O pleno do Tribunal de Contas do Estado do Ceará (TCE-CE) receberá, no próximo dia 25, às 16 horas, o professor Ricardo Henrique Arruda de Paula para proferir palestra sobre o tema "Violência, conflitualidade e cidadania". Na mesma ocasião, o secretário da Segurança Pública e Defesa Social do Estado, Roberto Monteiro, fará uma explanação sobre o tema "Ações de Combate à Violência no Estado do Ceará".
A iniciativa de trazer o debate sobre a violência ao pleno desta Corte de Contas foi do conselheiro Alexandre Figueiredo. Na sessão do último dia 4, o pleno do TCE-CE decidiu, por unanimidade de votos, requerer da Secretaria da Segurança Pública e Defesa Social do Estado (SSPDS) e dos comandos das Polícias Militar e Civil, informações referentes aos indicadores da área de segurança pública no Estado, bem como prestação de contas detalhada dos recursos investidos no setor. Os dados solicitados são alusivos ao período de 2006 a 2010, incluindo, assim, a gestão do governador Cid Gomes, iniciada em 2007.

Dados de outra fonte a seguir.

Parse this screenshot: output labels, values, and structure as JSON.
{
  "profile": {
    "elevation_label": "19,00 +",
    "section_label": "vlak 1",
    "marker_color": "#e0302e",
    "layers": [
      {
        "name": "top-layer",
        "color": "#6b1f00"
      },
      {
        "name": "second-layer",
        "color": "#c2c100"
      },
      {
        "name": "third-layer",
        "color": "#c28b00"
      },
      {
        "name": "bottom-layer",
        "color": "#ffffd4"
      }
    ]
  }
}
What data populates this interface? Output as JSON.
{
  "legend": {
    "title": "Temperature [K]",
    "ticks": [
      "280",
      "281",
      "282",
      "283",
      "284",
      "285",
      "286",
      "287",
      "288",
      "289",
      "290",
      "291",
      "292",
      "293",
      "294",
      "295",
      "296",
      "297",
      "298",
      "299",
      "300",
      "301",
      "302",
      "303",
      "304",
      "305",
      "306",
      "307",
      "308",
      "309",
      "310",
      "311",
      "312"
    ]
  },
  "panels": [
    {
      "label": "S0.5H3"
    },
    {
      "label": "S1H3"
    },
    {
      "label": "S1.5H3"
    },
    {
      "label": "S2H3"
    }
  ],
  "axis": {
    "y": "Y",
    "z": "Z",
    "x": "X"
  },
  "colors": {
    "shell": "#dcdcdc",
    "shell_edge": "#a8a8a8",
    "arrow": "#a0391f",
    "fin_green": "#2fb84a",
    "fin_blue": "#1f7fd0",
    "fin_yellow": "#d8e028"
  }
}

O professor Ricardo Arruda possui graduação em Direito (Universidade de Fortaleza, 1994), graduação em Filosofia (Universidade Estadual do Ceará, 1997), Especialização em Direito Penal (Universidade de Fortaleza, 1994), Mestrado em Direito (Universidade Federal do Ceará, 2002) e Mestrado em Filosofia (Universidade Estadual do Ceará, 2001). É doutor em Sociologia (Universidade Federal do Ceará), bem como pesquisador do Laboratório de Estudos da Violência (LEV/UFC), onde vem efetuando pesquisas sobre crimes com indícios de pistolagem. As suas pesquisas abrangem todo o Estado do Ceará, bem como os Estados do Rio Grande do Norte, Paraíba e Pernambuco.

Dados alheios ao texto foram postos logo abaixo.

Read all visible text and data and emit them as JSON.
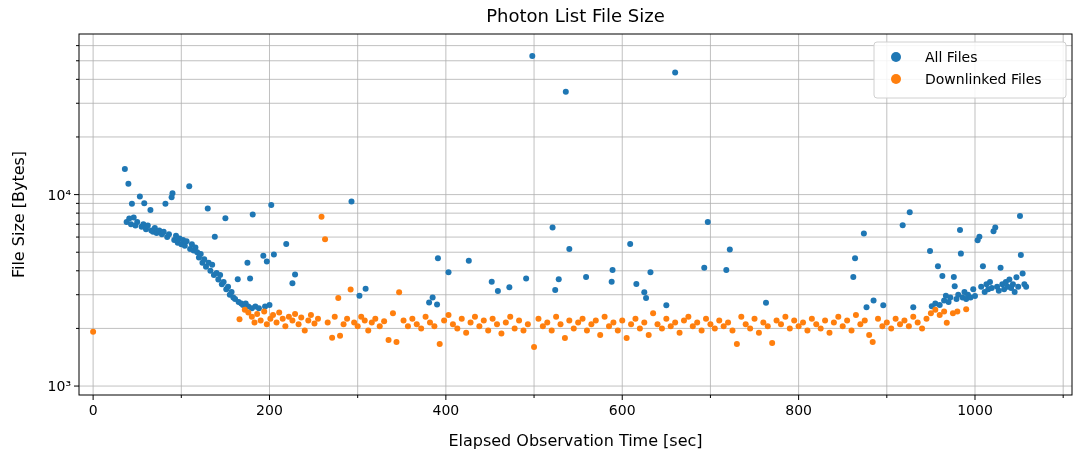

Uma das suas preocupações é com algumas incursões no campo da violência (e de forma particular, no campo da pistolagem) por não-pesquisadores, ou por pessoas não credenciadas metodologicamente. ?O pesquisador no campo da violência tem que ser consciente de sua empreitada, dos perigos, do inesperado e deve seguir as trilhas dos matadores de aluguel de forma institucionalizada e, quando não, com credenciais para efetuar um rigoroso trabalho de campo?, defende.
Ricardo Arruda enfatiza que "pesquisar crimes por encomenda é uma tarefa árdua e muito perigosa para o pesquisador, principalmente no Estado do Ceará?. Segundo o professor, o campo da pistolagem é formado por simbolismos e rígidos códigos morais de conduta que devem ser observados e apreendidos pelo pesquisador para que tomem forma de inscrição no seu trabalho de campo.